Scientific classification
- Kingdom: Plantae
- Clade: Tracheophytes
- Clade: Angiosperms
- Clade: Eudicots
- Order: Ranunculales
- Family: Ranunculaceae
- Genus: Ranunculus
- Species: R. andersonii
- Binomial name: Ranunculus andersonii A.Gray

= Ranunculus andersonii =

- Genus: Ranunculus
- Species: andersonii
- Authority: A.Gray
- Conservation status: G4

Species of buttercup

Ranunculus andersonii is a species of buttercup known by the common name Anderson's buttercup. It is native to the western United States, including the Great Basin and surrounding regions, where it grows in sagebrush, woodlands, and other habitat.
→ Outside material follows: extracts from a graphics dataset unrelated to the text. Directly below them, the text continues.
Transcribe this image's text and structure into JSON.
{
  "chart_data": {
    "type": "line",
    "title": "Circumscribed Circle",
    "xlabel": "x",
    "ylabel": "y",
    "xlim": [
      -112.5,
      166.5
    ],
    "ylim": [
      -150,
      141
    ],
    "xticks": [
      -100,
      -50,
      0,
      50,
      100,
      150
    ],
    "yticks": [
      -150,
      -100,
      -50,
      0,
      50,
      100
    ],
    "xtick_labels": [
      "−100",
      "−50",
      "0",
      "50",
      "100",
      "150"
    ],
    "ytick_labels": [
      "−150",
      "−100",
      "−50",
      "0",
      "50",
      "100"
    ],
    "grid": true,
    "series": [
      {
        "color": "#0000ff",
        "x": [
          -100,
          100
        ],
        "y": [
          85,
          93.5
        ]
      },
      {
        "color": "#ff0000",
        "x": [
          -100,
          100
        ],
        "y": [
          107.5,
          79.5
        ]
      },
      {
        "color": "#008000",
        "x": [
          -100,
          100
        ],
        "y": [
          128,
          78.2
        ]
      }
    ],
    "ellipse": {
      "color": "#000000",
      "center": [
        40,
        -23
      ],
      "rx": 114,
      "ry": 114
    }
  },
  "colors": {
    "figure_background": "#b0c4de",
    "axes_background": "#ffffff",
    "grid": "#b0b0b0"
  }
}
It is a perennial herb producing a basal rosette of thick leaves which are each divided into three double-lobed leaflets at the end of a petiole. The inflorescence arises from the rosette on an erect, leafless stalk usually no more than 20 centimeters tall. It bears one flower with usually five white or red-tinged petals each up to 2 centimeters long with white or pinkish sepals at the base. At the center of the flower are many yellow stamens and pistils. The fruit is an achene, borne in a spherical cluster of 14 or more. It was named after Charles Lewis Anderson by Asa Gray.